Serial pc(USBTX, USBRX);

Ticker timer;
DigitalOut led1(LED1);
DigitalOut led2(LED2);
DigitalOut led3(LED3);

int flip = 0 ;

int r=0, g=1, b=1 ;

void
attime()
{
    int t = led1 ;
    led1 = led2 ;
    led2 = led3 ;
    led3 = t ;
}

int
main()
{
        pc.printf("\nHello world.\n") ;
        led1 = r ;
        led2 = g ;
        led3 = b ;

        timer.attach(&attime, 1);
        
        for (;;) {

        }
        
        return 0 ;
}

This is a simple little program that prints “Hello world” back on the USB port, and then blinks the RGB LED in different colors. I didn’t really know much about the library support for these mbed based chips, but I’m old school. Snooping around in the .platformio directory, I found a bunch of header files that hinted at what is possible. I guessed on how this stuff worked, and coded the program up. You can then compile it with “platformio run”, or compile and upload it with “platformio run -t upload”. (There is a way to set it to automatically upload it if it compiles successfully too).

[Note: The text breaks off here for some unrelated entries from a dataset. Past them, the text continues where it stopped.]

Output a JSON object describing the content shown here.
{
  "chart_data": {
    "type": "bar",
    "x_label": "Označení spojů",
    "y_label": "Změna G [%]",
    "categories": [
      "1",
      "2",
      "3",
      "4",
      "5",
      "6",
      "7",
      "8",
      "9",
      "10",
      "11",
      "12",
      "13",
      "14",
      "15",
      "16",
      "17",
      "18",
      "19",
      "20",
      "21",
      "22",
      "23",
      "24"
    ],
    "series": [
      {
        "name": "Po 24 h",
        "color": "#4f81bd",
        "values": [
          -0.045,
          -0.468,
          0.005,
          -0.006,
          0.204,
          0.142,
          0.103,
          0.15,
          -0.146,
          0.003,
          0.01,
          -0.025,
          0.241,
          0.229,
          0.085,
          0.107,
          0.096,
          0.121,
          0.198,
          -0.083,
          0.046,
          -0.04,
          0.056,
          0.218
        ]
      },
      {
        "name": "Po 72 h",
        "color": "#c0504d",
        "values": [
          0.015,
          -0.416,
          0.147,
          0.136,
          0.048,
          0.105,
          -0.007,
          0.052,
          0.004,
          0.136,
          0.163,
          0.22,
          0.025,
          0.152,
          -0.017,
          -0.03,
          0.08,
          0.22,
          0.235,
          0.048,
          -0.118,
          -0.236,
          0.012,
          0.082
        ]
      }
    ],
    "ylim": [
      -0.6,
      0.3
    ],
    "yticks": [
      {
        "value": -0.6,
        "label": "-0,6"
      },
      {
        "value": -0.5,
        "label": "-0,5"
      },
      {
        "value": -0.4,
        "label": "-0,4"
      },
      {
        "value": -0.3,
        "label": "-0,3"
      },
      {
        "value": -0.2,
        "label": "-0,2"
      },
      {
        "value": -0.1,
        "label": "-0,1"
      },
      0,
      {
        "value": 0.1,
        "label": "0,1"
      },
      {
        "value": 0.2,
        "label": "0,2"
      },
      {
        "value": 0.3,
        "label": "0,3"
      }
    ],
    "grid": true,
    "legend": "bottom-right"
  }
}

So, within one hour, I had this:


Awesome!

I’m looking forward to doing more experimentation with platformio, and now have it installed on both my Mac and Linux laptops. In addition to some of the odder platforms I have (like the FreeScale or STM32 boards) it also supports the Arduinos. I like the idea of being able to develop code for the Arduino without having to go through their IDE. I did a bit more experimentation with it last night, and got it to generate some display programs for the little OLED display that I wrote about earlier. Platformio also has a library manager which knows about a lot of the popular Arduino libraries, and can automatically download and update those. As I learn more, I’ll try to post more.

Thanks again to @ukscone! Best new thing I’ve discovered in weeks.